Q: You mentioned the future loss due to climate change. What do you think can be done at this point to mitigate that? Can anything still be done, or have we gone beyond the point of no return?
A: Climate change is an inertia. It got started in the 1850s with the Industrial Revolution. Yes, we’re still burning coal like crazy, we’re still using lots of fuel of all sorts and types, and we have more cows on the planet than we have people, and they essentially burn a lot of methane, and emit it — as do we.
So the long-story-short is, the greenhouse gases are increasing, and unless we can sequester or remove them at way faster rates than we are now, there’s going to be more rise before it peaks, levels off or begins declining.
Unless something happens in terms of the solar radiation constant, which has changed in geologic time, we are in trouble. Six hundred million years ago, the earth was entirely covered in snow, and it damn near extinguished life on the planet. And then things warmed up again. That was the big freeze, that basically only geologists are even cognizant of, let alone politicians. They don’t know anything about the snowball days.
Q: What do you think about the fact that so many people simply do not believe in climate change, don’t think it exists and don’t worry about it?
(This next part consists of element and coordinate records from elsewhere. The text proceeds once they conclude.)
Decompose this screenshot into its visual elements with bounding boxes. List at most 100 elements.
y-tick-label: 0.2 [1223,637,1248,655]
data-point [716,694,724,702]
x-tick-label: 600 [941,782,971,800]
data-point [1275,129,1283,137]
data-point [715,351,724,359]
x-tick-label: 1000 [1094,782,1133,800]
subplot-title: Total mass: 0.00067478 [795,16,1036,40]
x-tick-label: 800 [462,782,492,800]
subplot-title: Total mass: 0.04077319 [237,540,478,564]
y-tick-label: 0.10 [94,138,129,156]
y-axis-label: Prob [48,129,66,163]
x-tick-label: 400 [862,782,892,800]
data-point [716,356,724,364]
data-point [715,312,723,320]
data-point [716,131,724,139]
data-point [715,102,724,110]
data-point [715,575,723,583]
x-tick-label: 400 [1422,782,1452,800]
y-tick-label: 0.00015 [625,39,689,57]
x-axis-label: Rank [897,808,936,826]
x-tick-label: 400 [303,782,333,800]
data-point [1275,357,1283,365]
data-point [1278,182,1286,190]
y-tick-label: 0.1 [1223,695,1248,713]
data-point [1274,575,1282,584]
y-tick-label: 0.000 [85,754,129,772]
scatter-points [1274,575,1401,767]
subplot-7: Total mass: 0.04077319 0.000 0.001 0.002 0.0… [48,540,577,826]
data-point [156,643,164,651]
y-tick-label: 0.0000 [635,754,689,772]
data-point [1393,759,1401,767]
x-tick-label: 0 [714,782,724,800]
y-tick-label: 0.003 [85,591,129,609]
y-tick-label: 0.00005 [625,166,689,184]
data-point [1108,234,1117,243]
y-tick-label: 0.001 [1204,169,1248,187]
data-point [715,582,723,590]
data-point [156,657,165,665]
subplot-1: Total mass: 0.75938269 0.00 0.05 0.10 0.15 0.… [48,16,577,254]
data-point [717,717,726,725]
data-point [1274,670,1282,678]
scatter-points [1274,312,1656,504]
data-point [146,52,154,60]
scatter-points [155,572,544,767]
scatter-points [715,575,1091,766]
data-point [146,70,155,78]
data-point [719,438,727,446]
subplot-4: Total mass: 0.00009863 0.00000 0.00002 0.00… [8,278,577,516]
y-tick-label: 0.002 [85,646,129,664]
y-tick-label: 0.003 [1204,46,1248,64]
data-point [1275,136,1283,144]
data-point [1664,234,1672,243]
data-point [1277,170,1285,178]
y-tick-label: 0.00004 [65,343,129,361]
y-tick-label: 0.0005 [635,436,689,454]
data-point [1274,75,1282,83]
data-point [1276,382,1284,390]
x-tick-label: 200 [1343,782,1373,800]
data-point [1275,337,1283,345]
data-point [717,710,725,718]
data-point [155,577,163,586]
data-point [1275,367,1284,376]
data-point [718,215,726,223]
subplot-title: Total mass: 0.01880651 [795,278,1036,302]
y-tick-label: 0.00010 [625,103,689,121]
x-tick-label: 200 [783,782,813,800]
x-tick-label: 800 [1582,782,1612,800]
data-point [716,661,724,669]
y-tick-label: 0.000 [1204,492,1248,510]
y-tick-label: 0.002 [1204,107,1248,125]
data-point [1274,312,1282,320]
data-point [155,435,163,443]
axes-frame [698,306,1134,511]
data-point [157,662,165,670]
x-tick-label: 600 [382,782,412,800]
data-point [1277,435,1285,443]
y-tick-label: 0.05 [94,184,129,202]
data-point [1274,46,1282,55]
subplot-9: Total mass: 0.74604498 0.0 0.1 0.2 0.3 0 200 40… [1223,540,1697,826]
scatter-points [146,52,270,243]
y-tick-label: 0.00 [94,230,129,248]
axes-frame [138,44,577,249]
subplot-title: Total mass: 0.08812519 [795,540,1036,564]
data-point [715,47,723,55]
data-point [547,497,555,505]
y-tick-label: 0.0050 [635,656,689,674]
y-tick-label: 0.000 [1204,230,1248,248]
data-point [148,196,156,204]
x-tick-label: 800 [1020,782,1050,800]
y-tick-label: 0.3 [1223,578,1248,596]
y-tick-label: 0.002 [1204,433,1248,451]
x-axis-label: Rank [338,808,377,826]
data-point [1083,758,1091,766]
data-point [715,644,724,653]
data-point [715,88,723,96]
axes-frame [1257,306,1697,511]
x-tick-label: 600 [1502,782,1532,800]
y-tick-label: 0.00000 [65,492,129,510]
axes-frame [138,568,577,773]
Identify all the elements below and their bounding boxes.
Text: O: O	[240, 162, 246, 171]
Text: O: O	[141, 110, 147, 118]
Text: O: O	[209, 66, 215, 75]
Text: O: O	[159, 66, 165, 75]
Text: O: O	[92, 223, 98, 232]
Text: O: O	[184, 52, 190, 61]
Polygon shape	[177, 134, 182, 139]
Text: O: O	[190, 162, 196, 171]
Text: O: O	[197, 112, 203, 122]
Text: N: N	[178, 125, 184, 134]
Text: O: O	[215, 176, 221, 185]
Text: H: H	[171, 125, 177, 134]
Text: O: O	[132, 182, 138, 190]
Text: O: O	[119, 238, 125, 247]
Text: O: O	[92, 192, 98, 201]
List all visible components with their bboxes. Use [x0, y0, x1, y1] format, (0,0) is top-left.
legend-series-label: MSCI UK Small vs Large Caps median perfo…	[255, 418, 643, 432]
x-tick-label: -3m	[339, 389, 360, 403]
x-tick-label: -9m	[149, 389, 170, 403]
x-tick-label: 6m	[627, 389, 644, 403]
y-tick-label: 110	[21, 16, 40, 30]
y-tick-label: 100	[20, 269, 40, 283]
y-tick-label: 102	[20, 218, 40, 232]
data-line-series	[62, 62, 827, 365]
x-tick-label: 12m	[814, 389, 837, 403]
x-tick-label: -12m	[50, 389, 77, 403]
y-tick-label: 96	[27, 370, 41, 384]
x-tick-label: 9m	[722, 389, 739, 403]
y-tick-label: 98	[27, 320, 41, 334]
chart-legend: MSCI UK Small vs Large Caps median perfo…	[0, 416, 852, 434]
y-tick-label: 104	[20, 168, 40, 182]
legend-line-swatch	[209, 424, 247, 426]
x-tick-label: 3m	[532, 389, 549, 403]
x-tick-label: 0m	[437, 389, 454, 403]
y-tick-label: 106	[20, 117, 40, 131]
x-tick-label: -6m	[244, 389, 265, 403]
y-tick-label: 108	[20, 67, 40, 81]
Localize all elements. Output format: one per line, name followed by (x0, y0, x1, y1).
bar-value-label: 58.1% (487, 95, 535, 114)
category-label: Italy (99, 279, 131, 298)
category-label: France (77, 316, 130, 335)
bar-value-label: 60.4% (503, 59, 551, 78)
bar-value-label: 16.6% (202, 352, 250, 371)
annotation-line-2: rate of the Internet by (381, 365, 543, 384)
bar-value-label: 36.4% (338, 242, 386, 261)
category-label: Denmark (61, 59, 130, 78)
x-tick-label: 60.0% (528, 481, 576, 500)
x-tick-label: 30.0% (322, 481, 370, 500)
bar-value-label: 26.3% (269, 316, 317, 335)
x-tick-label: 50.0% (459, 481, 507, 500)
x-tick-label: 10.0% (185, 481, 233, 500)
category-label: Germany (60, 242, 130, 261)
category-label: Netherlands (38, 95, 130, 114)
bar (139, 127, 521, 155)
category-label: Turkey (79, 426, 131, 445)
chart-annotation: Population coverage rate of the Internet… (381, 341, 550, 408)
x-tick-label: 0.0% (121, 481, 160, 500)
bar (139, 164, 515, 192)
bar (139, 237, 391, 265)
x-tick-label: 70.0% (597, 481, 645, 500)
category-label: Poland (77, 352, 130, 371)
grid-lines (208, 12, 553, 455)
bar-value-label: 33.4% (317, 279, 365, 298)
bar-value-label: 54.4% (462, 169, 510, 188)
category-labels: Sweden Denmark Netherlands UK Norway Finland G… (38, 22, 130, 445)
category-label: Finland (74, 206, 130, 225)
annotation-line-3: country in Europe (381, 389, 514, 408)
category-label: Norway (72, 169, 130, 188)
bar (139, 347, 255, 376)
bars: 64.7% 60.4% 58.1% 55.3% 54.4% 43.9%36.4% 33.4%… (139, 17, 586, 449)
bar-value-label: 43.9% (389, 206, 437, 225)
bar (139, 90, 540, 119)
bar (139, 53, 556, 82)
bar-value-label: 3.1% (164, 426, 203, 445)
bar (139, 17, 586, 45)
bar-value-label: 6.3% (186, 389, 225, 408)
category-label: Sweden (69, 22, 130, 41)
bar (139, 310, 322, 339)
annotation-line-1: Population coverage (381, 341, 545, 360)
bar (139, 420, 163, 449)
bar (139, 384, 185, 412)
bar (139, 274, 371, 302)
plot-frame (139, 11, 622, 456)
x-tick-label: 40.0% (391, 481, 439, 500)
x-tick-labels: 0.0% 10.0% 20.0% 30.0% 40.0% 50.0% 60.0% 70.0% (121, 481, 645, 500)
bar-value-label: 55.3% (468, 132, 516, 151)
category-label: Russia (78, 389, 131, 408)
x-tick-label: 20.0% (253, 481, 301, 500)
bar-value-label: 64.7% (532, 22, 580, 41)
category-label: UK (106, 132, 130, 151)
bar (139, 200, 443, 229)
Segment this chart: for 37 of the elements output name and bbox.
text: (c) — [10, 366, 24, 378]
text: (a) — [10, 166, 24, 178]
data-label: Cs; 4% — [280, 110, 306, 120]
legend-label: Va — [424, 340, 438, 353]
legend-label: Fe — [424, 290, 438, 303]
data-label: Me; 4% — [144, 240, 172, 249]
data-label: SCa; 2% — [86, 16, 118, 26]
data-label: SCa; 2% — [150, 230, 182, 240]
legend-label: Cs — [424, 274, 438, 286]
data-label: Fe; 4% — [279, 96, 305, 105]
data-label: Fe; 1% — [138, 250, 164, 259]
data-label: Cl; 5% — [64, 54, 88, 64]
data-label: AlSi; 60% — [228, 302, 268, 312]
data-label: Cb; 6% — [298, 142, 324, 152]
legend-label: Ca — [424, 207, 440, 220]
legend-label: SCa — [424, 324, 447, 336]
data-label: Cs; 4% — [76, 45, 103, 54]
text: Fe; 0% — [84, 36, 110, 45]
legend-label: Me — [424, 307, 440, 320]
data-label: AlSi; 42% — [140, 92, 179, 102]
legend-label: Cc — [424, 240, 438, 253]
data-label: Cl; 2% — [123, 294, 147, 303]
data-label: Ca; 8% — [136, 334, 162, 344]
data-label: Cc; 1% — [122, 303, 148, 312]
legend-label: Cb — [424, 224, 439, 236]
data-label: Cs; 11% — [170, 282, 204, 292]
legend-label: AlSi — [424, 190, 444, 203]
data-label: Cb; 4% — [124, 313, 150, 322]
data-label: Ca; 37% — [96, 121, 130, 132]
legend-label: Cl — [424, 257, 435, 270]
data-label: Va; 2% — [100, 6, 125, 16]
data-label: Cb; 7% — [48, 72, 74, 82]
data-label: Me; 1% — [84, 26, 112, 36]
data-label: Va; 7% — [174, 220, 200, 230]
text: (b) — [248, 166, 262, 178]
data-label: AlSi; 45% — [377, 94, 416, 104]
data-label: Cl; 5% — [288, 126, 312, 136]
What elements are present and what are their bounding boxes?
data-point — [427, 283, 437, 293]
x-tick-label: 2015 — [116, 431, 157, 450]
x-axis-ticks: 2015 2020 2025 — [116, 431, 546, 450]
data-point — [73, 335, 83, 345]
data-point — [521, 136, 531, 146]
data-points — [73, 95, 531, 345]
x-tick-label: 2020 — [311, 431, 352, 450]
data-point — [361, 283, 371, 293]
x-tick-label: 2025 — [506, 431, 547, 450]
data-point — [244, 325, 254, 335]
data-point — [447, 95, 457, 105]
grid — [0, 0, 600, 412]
A: Well, they clearly haven’t spent much time with the history of the planet. And that’s easily understood that that doesn’t happen. I mean, there are people that don’t believe man went to the moon. They think it was a Hollywood skit that was put on for government conspiracy purposes. So climate change is real. Climate change is happening, and in the last 200 years, it’s accelerated. Make of it what you will, and worry about it if you care to, but it is going to change where we get our food, how we live our lives along the shore, and ultimately our great-great-great-grandchildren are going to have made some accommodations for it.